= Philippe DioGuardi =

Canadian tax lawyer

Philippe DioGuardi is a Canadian tax lawyer. His practice is focused exclusively on remediation of problems with tax compliance and collection issues, and was among the first in Canada to offer the opportunity of a lawyer-protected tax amnesty for serious penalties and risk of prosecution associated with unreported income and years of unfiled back taxes. He is also an author and co-wrote with his father The Taxman Is Watching, which was on the Canadian business bestseller book list for 10 weeks.

== Background ==
DioGuardi was born in Hull, Quebec (now Gatineau, Quebec) in 1961. His mother is French Canadian with roots in Quebec dating back to the 1700s. His father, Paul DioGuardi, an English Canadian from Ottawa, was a law student at the university in Kingston, Ontario. He grew up fluent in English and French. His father took his call to the bar and worked in investigations with the Canada Revenue Agency, and thereafter for the Department of Justice, representing the tax agency in complex and high level criminal and international cases. As a boy DioGuardi often shared family dinners with CRA auditors and investigators, and even tax court judges. Eventually his father left the public sector to establish a private tax law practice in Ottawa.

== Career ==
DioGuardi attended University of Ottawa Law School, earning degrees in both common law (LLB) the Civil Code of Quebec (LL.L). Called to the bar in Ontario and the Barreau du Québec, DioGuardi entered into private practice as a tax litigator, representing clients in civil and criminal matters in both languages in both Ontario and Quebec.

In 2004 he joined with his father to create a law firm focused exclusively on the resolution of taxpayer delinquencies and conflicts with the tax authorities. The DioGuardi Tax Law firm was among the first in Canada to assist taxpayers in the filing of a tax amnesty (voluntary disclosure) to resolve unreported income and unfiled back taxes. Originally located in downtown Ottawa, the firm set up offices in downtown Toronto in 2003, suburban Mississauga in 2007, and Vancouver, British Columbia in 2008.

In 2015, DioGuardi was found guilty of professional misconduct and fined $5,000 along with $75,000 costs and a six-week suspension.

== Books ==
In 2008, DioGuardi and his father co-authored The Taxman Is Watching, published by HarperCollins Canada.
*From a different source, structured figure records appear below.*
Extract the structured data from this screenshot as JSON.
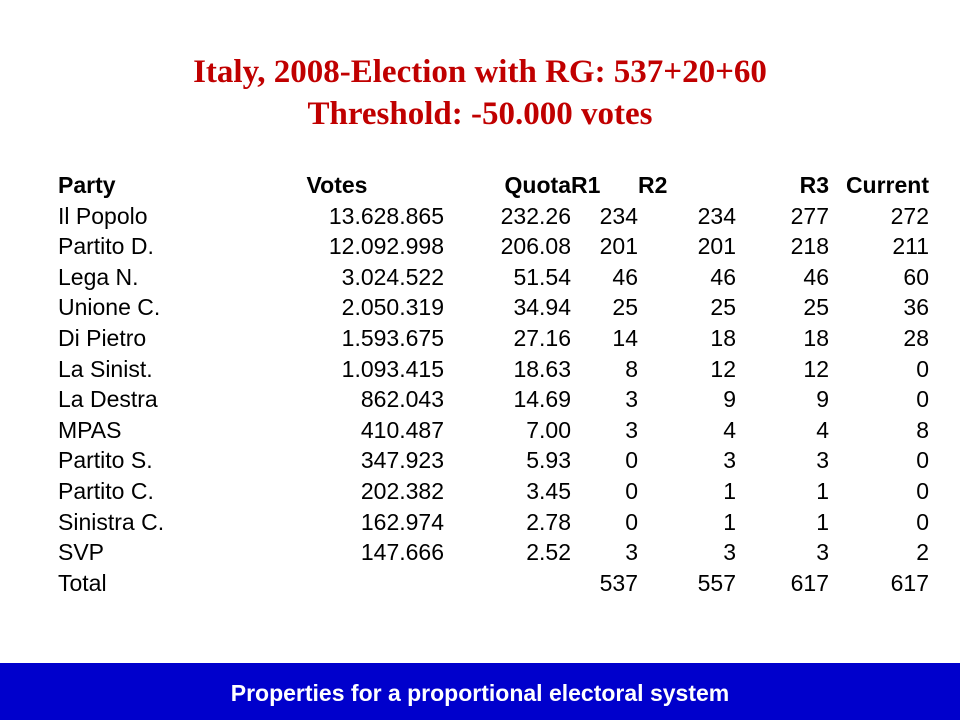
{
  "title": {
    "line1": "Italy, 2008-Election with RG: 537+20+60",
    "line2": "Threshold: -50.000 votes"
  },
  "table": {
    "headers": [
      "Party",
      "Votes",
      "Quota",
      "R1",
      "R2",
      "R3",
      "Current"
    ],
    "rows": [
      [
        "Il Popolo",
        "13.628.865",
        "232.26",
        "234",
        "234",
        "277",
        "272"
      ],
      [
        "Partito D.",
        "12.092.998",
        "206.08",
        "201",
        "201",
        "218",
        "211"
      ],
      [
        "Lega N.",
        "3.024.522",
        "51.54",
        "46",
        "46",
        "46",
        "60"
      ],
      [
        "Unione C.",
        "2.050.319",
        "34.94",
        "25",
        "25",
        "25",
        "36"
      ],
      [
        "Di Pietro",
        "1.593.675",
        "27.16",
        "14",
        "18",
        "18",
        "28"
      ],
      [
        "La Sinist.",
        "1.093.415",
        "18.63",
        "8",
        "12",
        "12",
        "0"
      ],
      [
        "La Destra",
        "862.043",
        "14.69",
        "3",
        "9",
        "9",
        "0"
      ],
      [
        "MPAS",
        "410.487",
        "7.00",
        "3",
        "4",
        "4",
        "8"
      ],
      [
        "Partito S.",
        "347.923",
        "5.93",
        "0",
        "3",
        "3",
        "0"
      ],
      [
        "Partito C.",
        "202.382",
        "3.45",
        "0",
        "1",
        "1",
        "0"
      ],
      [
        "Sinistra C.",
        "162.974",
        "2.78",
        "0",
        "1",
        "1",
        "0"
      ],
      [
        "SVP",
        "147.666",
        "2.52",
        "3",
        "3",
        "3",
        "2"
      ]
    ],
    "total": {
      "label": "Total",
      "r1": "537",
      "r2": "557",
      "r3": "617",
      "current": "617"
    }
  },
  "footer": {
    "text": "Properties for a proportional electoral system"
  },
  "colors": {
    "title": "#c00000",
    "footer_bg": "#0000cc",
    "footer_text": "#ffffff"
  }
}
The book was on the Canadian business bestseller list for 10 weeks.

DioGuardi and his father have been frequent guests on television and radio interview shows including: CBC Radio One: Ontario Today, the Ted Woloshyn show on Talk Radio 1010 in Toronto, the Stephen LeDrew television show on CityTV, and national and local newspapers including the Toronto Star, the National Post, and the Globe and Mail. The two have been quoted in newspaper and magazine articles.